Weev found something that made ATT look completely stupid, and went to prison because ATT faces no law requiring them to secure their systems. So we punish people who stumble over something left exposed by a corp who saved some cash by not following security procedures.
Aaron had the entire weight of the government dropped on him to make an example of him… his ‘crime’ had no actual cash value and actually benefited society.
Laws should not be to allow corporations to save face for being stupid & shouldn’t be used to send a message not to mess with the Feds or else. This law is flawed in the current structure, I mean where were the CFAA charges for the Smart Tv that went and scanned the entire home network it was connected to and send out file names to the mothership?
Nom nom selling us out to a bad actor VPN…
Regarding the Computer Fraud and Abuse Act, Leonard Bailey of the DoJ told an audience at BSides Las Vegas 2016 that the DoJ has a policy that now mandates any CFAA charges must have a consultation from DoJ headquarters before being official.
This was stated at https://bsideslv2016.sched.org/event/7aPa/shall-we-play-a-game-30-years-of-the-cfaa.
https://youtu.be/NzDGJk8C5Fc around 56:30.
everyone is a criminal because they get kickbacks to the more people put into for profit prisons.
Steve Jobs and Steve Wozniak were phreakers. Steve Jobs got his start selling Woz’s blue boxes used to hack the phone system to make toll-free calls in the ’70s and stated in interviews that if not for the blue boxes, there would have been no Apple. Wozniak is now worth $100 million and Jobs died a multi-billionaire. Never prosecuted.

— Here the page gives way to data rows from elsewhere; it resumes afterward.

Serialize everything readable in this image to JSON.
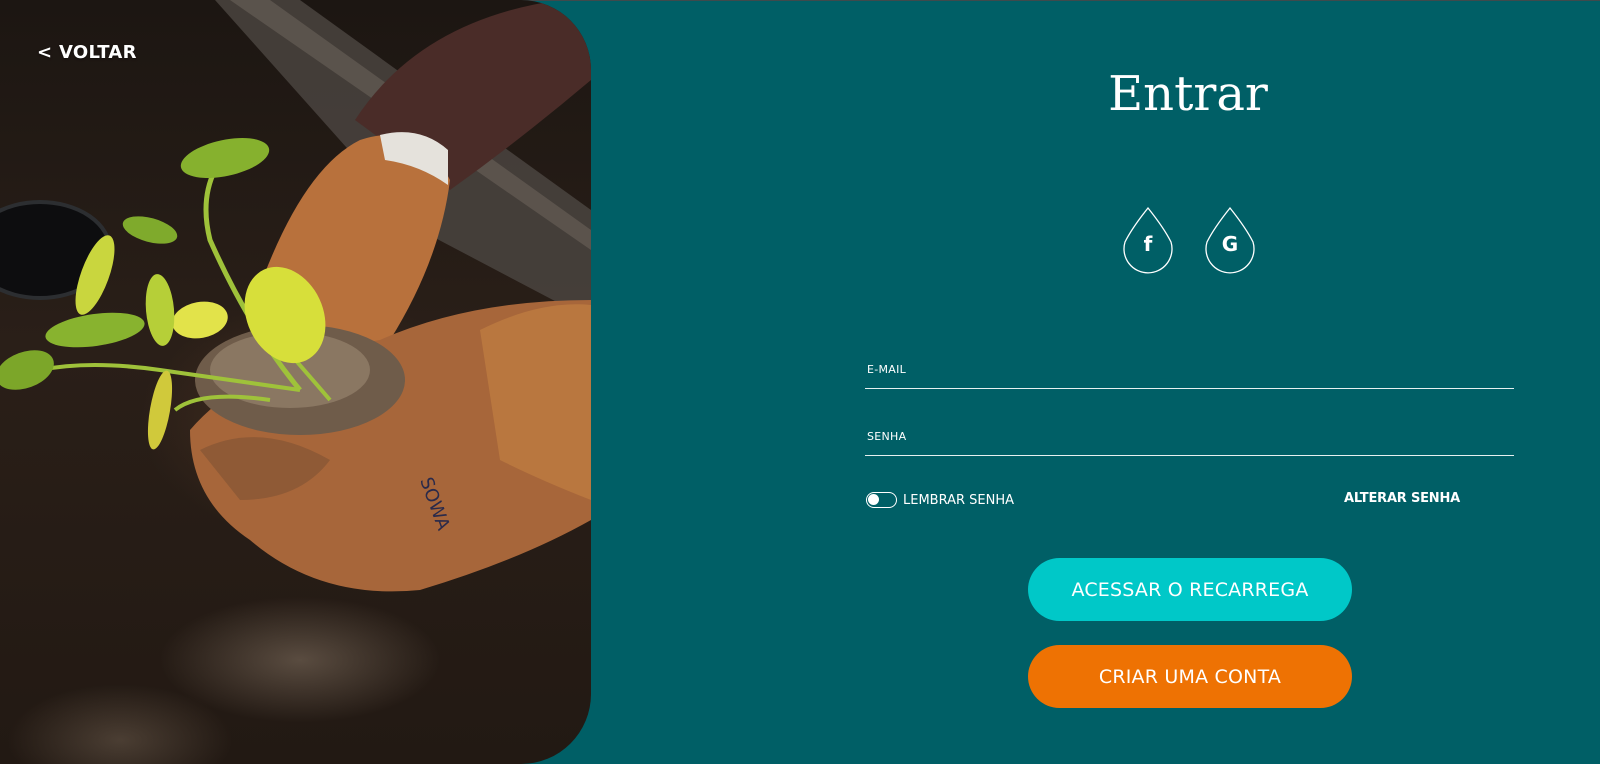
{
  "nav": {
    "back_label": "< VOLTAR"
  },
  "login": {
    "title": "Entrar",
    "social": [
      {
        "icon": "facebook-icon",
        "glyph": "f"
      },
      {
        "icon": "google-icon",
        "glyph": "G"
      }
    ],
    "email_label": "E-MAIL",
    "email_value": "",
    "password_label": "SENHA",
    "password_value": "",
    "remember_label": "LEMBRAR SENHA",
    "remember_checked": false,
    "change_password_label": "ALTERAR SENHA",
    "submit_label": "ACESSAR O RECARREGA",
    "create_account_label": "CRIAR UMA CONTA"
  },
  "colors": {
    "background": "#005f66",
    "primary_button": "#00c8c8",
    "secondary_button": "#ee7203",
    "text": "#ffffff"
  },
  "image": {
    "subject": "gloved-hands-planting-seedling"
  }
}
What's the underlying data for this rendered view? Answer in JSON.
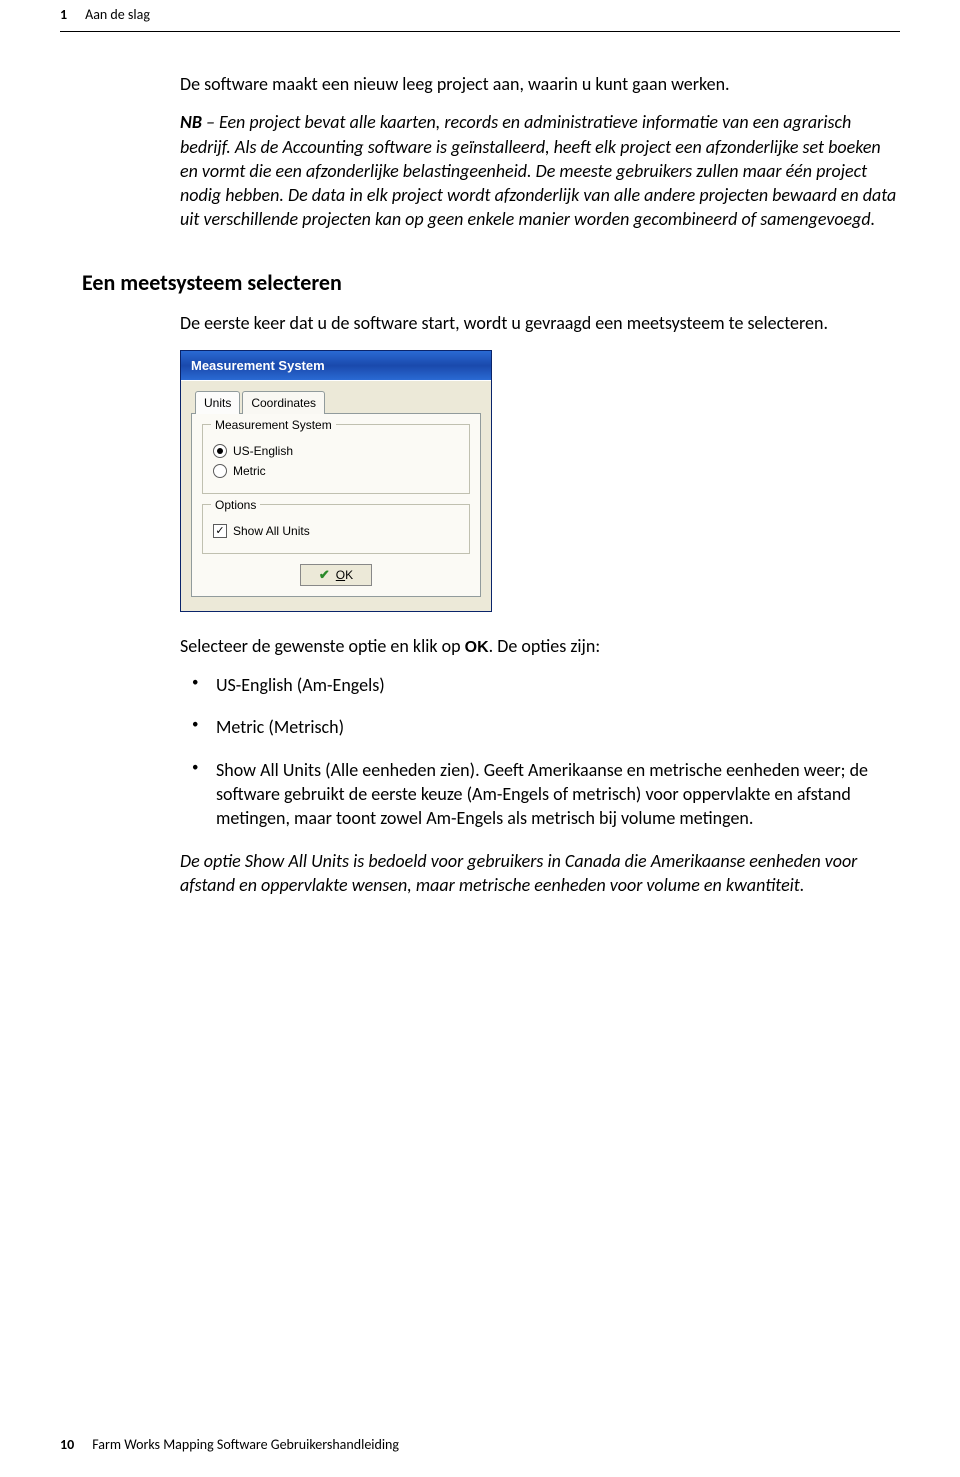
{
  "header": {
    "chapter_num": "1",
    "chapter_title": "Aan de slag"
  },
  "body": {
    "p1": "De software maakt een nieuw leeg project aan, waarin u kunt gaan werken.",
    "p2a": "NB",
    "p2b": " – Een project bevat alle kaarten, records en administratieve informatie van een agrarisch bedrijf. Als de Accounting software is geïnstalleerd, heeft elk project een afzonderlijke set boeken en vormt die een afzonderlijke belastingeenheid. De meeste gebruikers zullen maar één project nodig hebben. De data in elk project wordt afzonderlijk van alle andere projecten bewaard en data uit verschillende projecten kan op geen enkele manier worden gecombineerd of samengevoegd.",
    "h2": "Een meetsysteem selecteren",
    "p3": "De eerste keer dat u de software start, wordt u gevraagd een meetsysteem te selecteren.",
    "p4a": "Selecteer de gewenste optie en klik op ",
    "p4_ok": "OK",
    "p4b": ". De opties zijn:",
    "opt1": "US-English (Am-Engels)",
    "opt2": "Metric (Metrisch)",
    "opt3": "Show All Units (Alle eenheden zien). Geeft Amerikaanse en metrische eenheden weer; de software gebruikt de eerste keuze (Am-Engels of metrisch) voor oppervlakte en afstand metingen, maar toont zowel Am-Engels als metrisch bij volume metingen.",
    "p5": "De optie Show All Units is bedoeld voor gebruikers in Canada die Amerikaanse eenheden voor afstand en oppervlakte wensen, maar metrische eenheden voor volume en kwantiteit."
  },
  "dialog": {
    "title": "Measurement System",
    "tab1": "Units",
    "tab2": "Coordinates",
    "group1": "Measurement System",
    "radio1": "US-English",
    "radio2": "Metric",
    "group2": "Options",
    "check1": "Show All Units",
    "ok_under": "O",
    "ok_rest": "K"
  },
  "footer": {
    "page": "10",
    "title": "Farm Works Mapping Software Gebruikershandleiding"
  }
}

Aaron Swartz died in a jail cell at 26 years of age facing the threat of 50 years in prison and $1 million in fines for exploiting MIT’s own policies and license agreements with JSTOR to download as many research articles (research mostly paid for with publicly funded grants) as he could to make available to the public that already paid for the research. CFAA used to prosecute despite no other laws or legal agreements broken. JSTOR, the "wronged" party, didn’t even want to prosecute.
We will never know what Swartz could have created if not for the CFAA or his prosecution at the hands of the DOJ and MIT.
We do know that Apple, Macintosh, the iPod/iPad/iPhone, iTunes, Pixar, etc. would never have existed if Jobs and Wozniack had been prosecuted under the CFAA, which did not exist at the time, or any laws actually broken that did exist. Job even called his LSD experiences around that same decade "one of the two or three most important things [he had] done in [his] life."
This is the price we pay for the never ending pursuit of criminalization.